Ma come finì l’oro romeno, a Mosca? A spiegarlo è stato Mugur Isarescu, attuale governatore della Banca nazionale romena, che ha ricordato che la Romania entrò in guerra solo nell’agosto del 1916, a fianco dell’Entente e contro gli Imperi centrali. Siccome la situazione bellica era, nell’estate del secondo anno di conflitto, ancora aperta e «la posizione della Romania difficile», Bucarest decise di chiedere aiuto all'alleato russo, mentre gli eserciti nemici avanzavano conquistando suoi territori «minacciando di occupare l’intero Paese». La Banca di Romania stabilì allora di spedire il più lontano possibile, in treno, i suoi preziosi, fidandosi anche dei rapporti d’amicizia e familiari tra i reali romeni e la famiglia imperiale russa – la Regina Maria era prima cugina dello zar Nicola II. Furono così organizzate «due spedizioni», per trasferire «91,5 tonnellate di oro in monete e lingotti, i gioielli della regina e altri oggetti di grande valore storico e culturale». Per sicurezza, «rappresentanti dei governi russo e romeno firmarono dei protocolli, che stabilivano che l’oro apparteneva alla Banca nazionale romena» e impegnavano Mosca a «restituire» il malloppo a guerra finita.

La confisca del denaro

Ma l’anno successivo la Rivoluzione russa scompigliò le carte: il tesoro «fu confiscato», ha ricordato Isarescu. «L’oro della Romania oggi a Mosca non appartiene più all’oligarchia romena», stabilì lo stesso Lenin, promettendo che sarebbe stato riconsegnato esclusivamente «nelle mani del popolo romeno». Che, tuttavia, ancora aspetta. Solo qualche oggetto prezioso ha trovato la via di casa, mentre l’oro nazionale rimane una chimera, malgrado una commissione bilaterale sia stata creata già nel 2003 per lavorare sul tema e trovare una soluzione. Negli ultimi decenni però nulla si è mosso. E la guerra in Ucraina, sicuramente, non aiuta.
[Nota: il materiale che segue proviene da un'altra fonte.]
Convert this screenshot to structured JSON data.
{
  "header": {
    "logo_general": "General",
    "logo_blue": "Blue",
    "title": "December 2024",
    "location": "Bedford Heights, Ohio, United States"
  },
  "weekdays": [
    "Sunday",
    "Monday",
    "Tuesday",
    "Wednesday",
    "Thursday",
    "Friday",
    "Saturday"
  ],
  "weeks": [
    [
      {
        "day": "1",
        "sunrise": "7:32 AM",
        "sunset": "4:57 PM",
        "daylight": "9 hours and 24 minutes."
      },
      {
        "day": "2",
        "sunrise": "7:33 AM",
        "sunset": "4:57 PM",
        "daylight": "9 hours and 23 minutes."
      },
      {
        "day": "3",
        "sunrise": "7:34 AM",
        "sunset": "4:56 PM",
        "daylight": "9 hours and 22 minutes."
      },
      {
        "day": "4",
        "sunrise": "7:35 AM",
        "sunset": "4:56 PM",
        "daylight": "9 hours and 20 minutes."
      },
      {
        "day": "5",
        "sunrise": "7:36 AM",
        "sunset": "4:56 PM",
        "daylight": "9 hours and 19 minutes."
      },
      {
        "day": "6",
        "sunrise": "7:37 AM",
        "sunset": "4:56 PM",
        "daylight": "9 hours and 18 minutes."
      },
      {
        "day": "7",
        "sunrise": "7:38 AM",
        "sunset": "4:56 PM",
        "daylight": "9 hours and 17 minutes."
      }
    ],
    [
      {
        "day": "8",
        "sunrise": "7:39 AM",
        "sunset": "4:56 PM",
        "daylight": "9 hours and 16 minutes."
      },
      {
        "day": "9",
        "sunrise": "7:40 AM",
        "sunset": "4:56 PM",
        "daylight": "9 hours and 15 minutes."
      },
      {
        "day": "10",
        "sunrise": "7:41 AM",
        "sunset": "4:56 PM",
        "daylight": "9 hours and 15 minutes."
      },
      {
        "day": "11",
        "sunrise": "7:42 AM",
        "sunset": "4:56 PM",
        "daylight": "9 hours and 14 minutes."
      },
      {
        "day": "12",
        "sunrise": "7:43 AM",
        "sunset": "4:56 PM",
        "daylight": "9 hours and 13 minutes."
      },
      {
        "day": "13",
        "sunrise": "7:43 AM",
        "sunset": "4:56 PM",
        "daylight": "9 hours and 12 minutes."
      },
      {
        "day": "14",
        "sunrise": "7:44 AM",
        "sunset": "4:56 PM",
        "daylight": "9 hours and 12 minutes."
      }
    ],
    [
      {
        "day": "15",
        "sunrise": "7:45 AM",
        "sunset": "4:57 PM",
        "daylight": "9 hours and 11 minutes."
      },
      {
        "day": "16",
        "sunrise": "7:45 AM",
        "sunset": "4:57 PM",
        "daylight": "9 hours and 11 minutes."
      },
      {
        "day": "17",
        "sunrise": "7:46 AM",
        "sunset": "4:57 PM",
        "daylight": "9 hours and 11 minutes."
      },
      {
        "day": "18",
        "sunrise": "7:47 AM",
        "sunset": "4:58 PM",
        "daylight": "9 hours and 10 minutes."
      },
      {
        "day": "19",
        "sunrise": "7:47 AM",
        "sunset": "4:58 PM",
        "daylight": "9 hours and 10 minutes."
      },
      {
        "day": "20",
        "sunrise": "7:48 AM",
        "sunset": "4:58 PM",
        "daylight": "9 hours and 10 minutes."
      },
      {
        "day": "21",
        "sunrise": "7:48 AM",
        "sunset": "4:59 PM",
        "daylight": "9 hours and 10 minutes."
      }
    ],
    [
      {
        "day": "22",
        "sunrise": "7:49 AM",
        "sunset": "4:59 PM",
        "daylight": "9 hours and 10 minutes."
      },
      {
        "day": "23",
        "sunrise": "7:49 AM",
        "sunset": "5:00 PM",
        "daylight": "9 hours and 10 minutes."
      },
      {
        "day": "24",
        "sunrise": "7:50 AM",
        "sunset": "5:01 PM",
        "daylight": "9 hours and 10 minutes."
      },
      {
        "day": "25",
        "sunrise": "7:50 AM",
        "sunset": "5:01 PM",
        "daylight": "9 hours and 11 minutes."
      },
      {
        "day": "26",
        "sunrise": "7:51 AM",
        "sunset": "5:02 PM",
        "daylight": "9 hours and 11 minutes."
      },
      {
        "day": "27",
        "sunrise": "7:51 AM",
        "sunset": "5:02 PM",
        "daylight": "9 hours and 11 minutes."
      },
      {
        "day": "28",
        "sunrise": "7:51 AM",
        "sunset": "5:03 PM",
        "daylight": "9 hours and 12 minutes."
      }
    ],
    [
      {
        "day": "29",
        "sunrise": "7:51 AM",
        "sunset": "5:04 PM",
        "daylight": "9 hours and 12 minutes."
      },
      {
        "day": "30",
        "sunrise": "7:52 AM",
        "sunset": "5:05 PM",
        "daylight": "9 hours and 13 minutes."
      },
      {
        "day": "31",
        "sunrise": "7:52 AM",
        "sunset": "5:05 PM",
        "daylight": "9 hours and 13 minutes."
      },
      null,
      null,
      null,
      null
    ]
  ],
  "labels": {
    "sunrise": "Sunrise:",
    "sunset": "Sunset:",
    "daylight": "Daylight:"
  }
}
Spunta un’alleato prezioso

Ora tuttavia Bucarest ha un alleato prezioso. «La Commissione» europea e tutti gli uffici Ue si mobilitino «per includere il tesoro nazionale romeno» nella lista delle priorità europee, ha chiesto l’Eurocamera nella risoluzione, stabilendo che si tratta di un tema di estrema importanza, riguardante un bene «illegalmente incamerato dalla Russia». Si tratta «di un voto storico» che riporta d’attualità una questione «di dignità nazionale» per la Romania ma anche per tutta la Ue, ha commentato Tomac, assicurando che Bucarest vuole – e subito – «la completa restituzione delle 91,5 tonnellate d’oro». Mosca per ora tace.